The energy boom in the U.S. has many investors focused on popular shale plays in previously little-known areas like the Bakken in North Dakota. But another consequence of the high oil prices that have prevailed in the market in recent years is that relatively expensive deepwater drilling projects have become economically feasible, and that has led to greater interest in the companies that provide the equipment necessary to exploit them. For drilling companies, deepwater projects have a lot of risk, but FMC Technologies (NYSE:FTI) seeks to help its exploration and production company clients with components for processing oil and gas while it's still far below the surface of the ocean. This afternoon, FMC reported its third-quarter results, and investors were curious to see whether the company could keep profiting from interest in hard-to-reach energy finds thousands of feet underwater. Let's take a closer look at those results.
How FMC dug deep and squeezed out more profits
FMC Technologies produced somewhat mixed results from its investors' perspective. Revenue of $1.98 billion was 15% higher than year-ago levels and was also just slightly ahead of what most investors had expected, but net income of $169.8 million equated to just $0.72 per share, which was slightly lower than the $0.74 that formed the consensus prior to the release.
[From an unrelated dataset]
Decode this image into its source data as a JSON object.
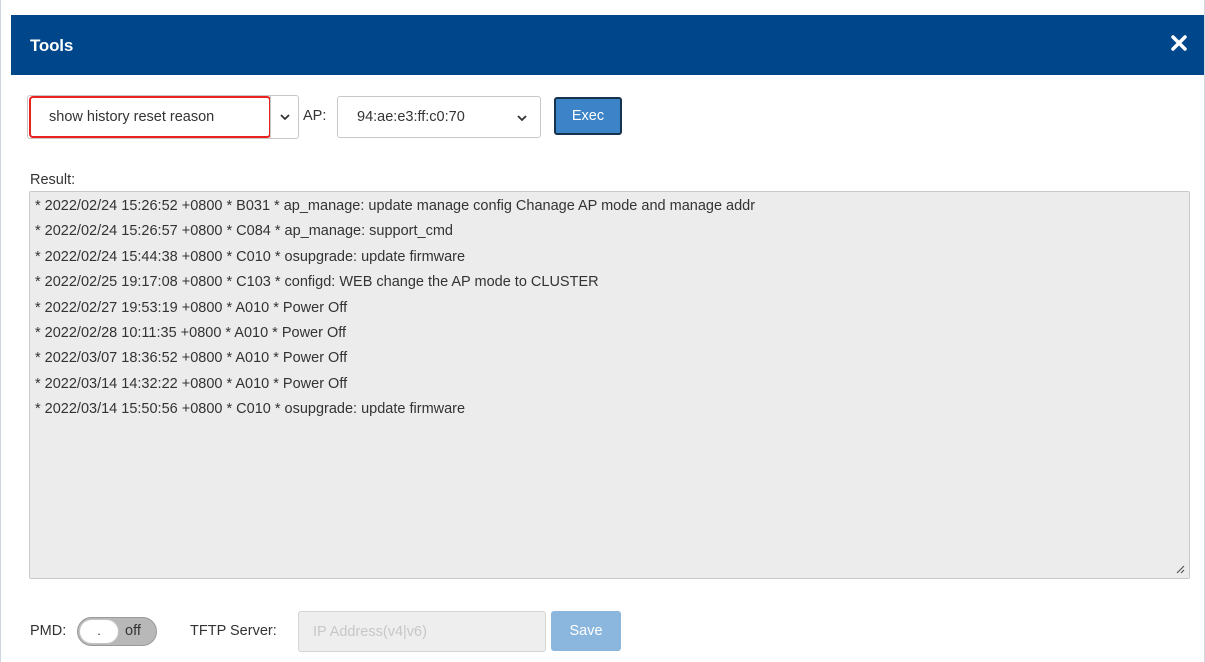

Still, FMC trumpeted certain aspects of its success. Even with the shortfall, earnings were 46% higher than in the year-ago period, with particular strength in both of its two key segments. Revenue growth from Subsea Technologies accelerated to 16% year-over-year, and the smaller but still essential Surface Technologies business saw an even steeper growth rate of 22%. Moreover, operating profits jumped to record levels for both segments, with operating margins for the Subsea segment soaring by nearly five full percentage points to 15.7%.
At the same time, though, FMC's future doesn't look quite as certain as it has in the past. Inbound order activity fell to $1.75 billion, with gains in the Surface Technologies segment getting crushed by an almost 40% plunge in Subsea Technologies orders. The same trend showed up in overall backlogs, with the Subsea segment leading the company down to $6.83 billion, down about 7%.
That didn't stop CEO John Gremp from making several positive comments about FMC's strongest areas. In particular, Surface Technologies results earned praise from Gremp, as he noted how FMC "delivered record earnings on the growth of our North American fluid control business as well as continued strong performance in our international surface wellhead business." At the same time, growing contributions from the subsea segment also helped put FMC in a better position to deliver more profits going forward.
What FMC Technologies sees ahead
On a positive note, FMC Technologies boosted its guidance range for earnings per share for the full year. The company now expects to earn between $2.75 and $2.85 per share, after adjusting for one-time gains and charges earlier this year. That's a nickel higher than the range FMC had provided in the second quarter, continuing the upward momentum based on the strength in the Surface Technologies segment as well as solid views of the health of the energy market in North America.
The problem, though, is that recent price action in the oil market has reduced the economic incentives for drillers to exploit deepwater opportunities, and that could cause problems for the company moving forward. Although FMC Technologies will earn some recurring revenue from customers simply to keep existing operations adequately maintained, it can't thrive unless customers are installing new equipment to serve newly drilled areas. Moreover, competitors Cameron International (UNKNOWN:CAM.DL) and General Electric (NYSE:GE) are among the many companies that could seek to take advantage of the success that FMC has found, with solid reputations of their own in the energy industry that could potentially take away some business that would otherwise go to FMC.
For now, FMC Technologies remains excited about all of its prospects and especially about its land-based operations. Yet investors should keep a close eye on the oil and gas markets to make sure that fundamentals in the industry continue to support profitable operations. If exploration and production companies start to pull back on their capital spending, then FMC could be one of the first casualties. In an industry in which investors want quick results, that could be problematic for the company's stock going forward.